VIADANA.Un incontro pubblico sul gemellaggio con Cutro si è tenuto ieri pomeriggio in sala civica. Erano tra gli altri presenti il sindaco Giovanni Pavesi con gli assessori Lorella Ballasini e Sergio Cagossi, il sindaco di Cutro Francesco Sulla con l'assessore Carmine Migale, gli esponenti politici locali Oreste Gavetti, Fabrizio Buttarelli, Carmine Tipaldi (Portanuova), Carmine Fiaccadori (Margherita), Adriano Saccani (Sdi) e il rappresentante della comunità calabrese nella Pro Loco Antonio Vizzacchero.

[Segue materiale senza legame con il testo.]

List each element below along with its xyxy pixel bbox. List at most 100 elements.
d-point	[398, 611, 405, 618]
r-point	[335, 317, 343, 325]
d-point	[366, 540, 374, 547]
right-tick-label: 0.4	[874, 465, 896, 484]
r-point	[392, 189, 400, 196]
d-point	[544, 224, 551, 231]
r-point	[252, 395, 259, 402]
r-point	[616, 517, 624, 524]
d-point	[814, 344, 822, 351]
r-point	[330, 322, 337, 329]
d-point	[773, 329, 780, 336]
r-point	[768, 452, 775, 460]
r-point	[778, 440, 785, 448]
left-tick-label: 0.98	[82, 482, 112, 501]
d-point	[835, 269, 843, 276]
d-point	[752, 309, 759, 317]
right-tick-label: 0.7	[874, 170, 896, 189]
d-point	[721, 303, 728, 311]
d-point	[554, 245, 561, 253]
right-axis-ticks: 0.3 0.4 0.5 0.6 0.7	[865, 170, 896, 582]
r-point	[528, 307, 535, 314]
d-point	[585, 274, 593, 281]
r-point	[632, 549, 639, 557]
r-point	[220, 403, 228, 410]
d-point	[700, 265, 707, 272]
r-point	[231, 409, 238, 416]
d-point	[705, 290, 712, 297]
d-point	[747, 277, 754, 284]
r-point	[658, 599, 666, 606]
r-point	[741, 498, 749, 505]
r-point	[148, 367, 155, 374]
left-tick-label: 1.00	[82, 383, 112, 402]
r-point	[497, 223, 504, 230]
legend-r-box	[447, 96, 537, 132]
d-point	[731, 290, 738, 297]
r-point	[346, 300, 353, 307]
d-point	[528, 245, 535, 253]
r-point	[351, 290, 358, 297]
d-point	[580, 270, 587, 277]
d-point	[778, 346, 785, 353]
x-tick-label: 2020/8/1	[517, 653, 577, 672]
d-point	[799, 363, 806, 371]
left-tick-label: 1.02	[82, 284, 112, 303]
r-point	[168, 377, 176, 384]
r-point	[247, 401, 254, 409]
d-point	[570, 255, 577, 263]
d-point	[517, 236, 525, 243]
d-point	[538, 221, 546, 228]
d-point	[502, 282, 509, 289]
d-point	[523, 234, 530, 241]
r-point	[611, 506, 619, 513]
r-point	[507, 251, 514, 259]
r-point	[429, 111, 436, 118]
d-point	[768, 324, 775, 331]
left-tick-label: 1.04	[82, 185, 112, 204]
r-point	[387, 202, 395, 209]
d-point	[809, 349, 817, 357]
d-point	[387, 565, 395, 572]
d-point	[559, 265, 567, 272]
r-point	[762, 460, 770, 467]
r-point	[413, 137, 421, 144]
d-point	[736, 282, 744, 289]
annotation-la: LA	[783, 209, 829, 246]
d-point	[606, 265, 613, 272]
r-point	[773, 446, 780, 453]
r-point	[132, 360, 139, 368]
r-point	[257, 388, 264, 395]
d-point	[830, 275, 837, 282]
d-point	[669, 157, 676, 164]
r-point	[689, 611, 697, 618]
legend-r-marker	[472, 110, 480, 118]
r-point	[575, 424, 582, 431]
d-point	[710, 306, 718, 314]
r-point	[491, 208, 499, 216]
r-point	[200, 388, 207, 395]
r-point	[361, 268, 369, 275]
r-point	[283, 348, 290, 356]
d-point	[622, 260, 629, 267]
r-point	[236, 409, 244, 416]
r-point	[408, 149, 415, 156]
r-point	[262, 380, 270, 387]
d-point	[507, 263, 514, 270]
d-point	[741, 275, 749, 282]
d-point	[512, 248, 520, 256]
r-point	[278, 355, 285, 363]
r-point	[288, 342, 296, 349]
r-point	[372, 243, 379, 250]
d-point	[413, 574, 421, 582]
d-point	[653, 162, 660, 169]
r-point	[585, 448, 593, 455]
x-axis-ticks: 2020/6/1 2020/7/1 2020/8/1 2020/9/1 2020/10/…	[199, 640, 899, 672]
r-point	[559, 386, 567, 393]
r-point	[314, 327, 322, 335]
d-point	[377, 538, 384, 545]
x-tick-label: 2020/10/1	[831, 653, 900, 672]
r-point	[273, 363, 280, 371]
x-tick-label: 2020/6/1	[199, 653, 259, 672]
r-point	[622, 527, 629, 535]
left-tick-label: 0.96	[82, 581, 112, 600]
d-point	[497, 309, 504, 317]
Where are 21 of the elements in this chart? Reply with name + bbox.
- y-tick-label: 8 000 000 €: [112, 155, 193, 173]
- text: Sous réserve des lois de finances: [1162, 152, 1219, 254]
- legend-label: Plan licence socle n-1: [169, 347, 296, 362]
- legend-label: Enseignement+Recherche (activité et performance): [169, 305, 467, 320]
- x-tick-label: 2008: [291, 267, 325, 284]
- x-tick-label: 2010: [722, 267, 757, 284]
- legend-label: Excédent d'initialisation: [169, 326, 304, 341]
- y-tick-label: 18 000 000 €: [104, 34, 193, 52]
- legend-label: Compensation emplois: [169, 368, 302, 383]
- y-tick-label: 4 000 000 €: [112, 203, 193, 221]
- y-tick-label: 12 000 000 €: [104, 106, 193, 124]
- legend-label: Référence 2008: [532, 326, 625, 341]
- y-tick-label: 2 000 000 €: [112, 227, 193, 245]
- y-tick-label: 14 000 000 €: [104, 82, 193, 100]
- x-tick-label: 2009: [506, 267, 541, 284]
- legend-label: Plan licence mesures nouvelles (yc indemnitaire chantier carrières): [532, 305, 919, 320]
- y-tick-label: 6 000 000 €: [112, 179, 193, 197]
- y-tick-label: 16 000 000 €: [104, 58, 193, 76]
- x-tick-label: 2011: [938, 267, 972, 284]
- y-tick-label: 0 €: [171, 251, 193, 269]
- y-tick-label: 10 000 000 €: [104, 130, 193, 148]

«Il 12% della popolazione viadanese - ha ricordato Pavesi - è di origini meridionali, il 7-8% extracomunitarie: tutta gente che contribuisce alla ricchezza della nostra economia. Viadana vuole essere democratica e solidale: ecco perché sosteniamo un progetto di gemellaggio sociale, ricreativo, culturale ed economico». «Noi vorremmo - ha aggiunto Sulla - stringere i tempi; dieci anni di amministrazione leghista possono avere pesato, ma il virus dell'insofferenza dev'essere sconfitto. Invito poi i viadanesi originari della Calabria a vivere uniti ma a non isolarsi, per contribuire alla crescita della comunità che li accoglie e superare imbarazzanti incomprensioni». Chi è intervenuto nel successivo dibattito ha definito l'integrazione, come «prendere e dare; rispetto e non assimilazione». (r.n.)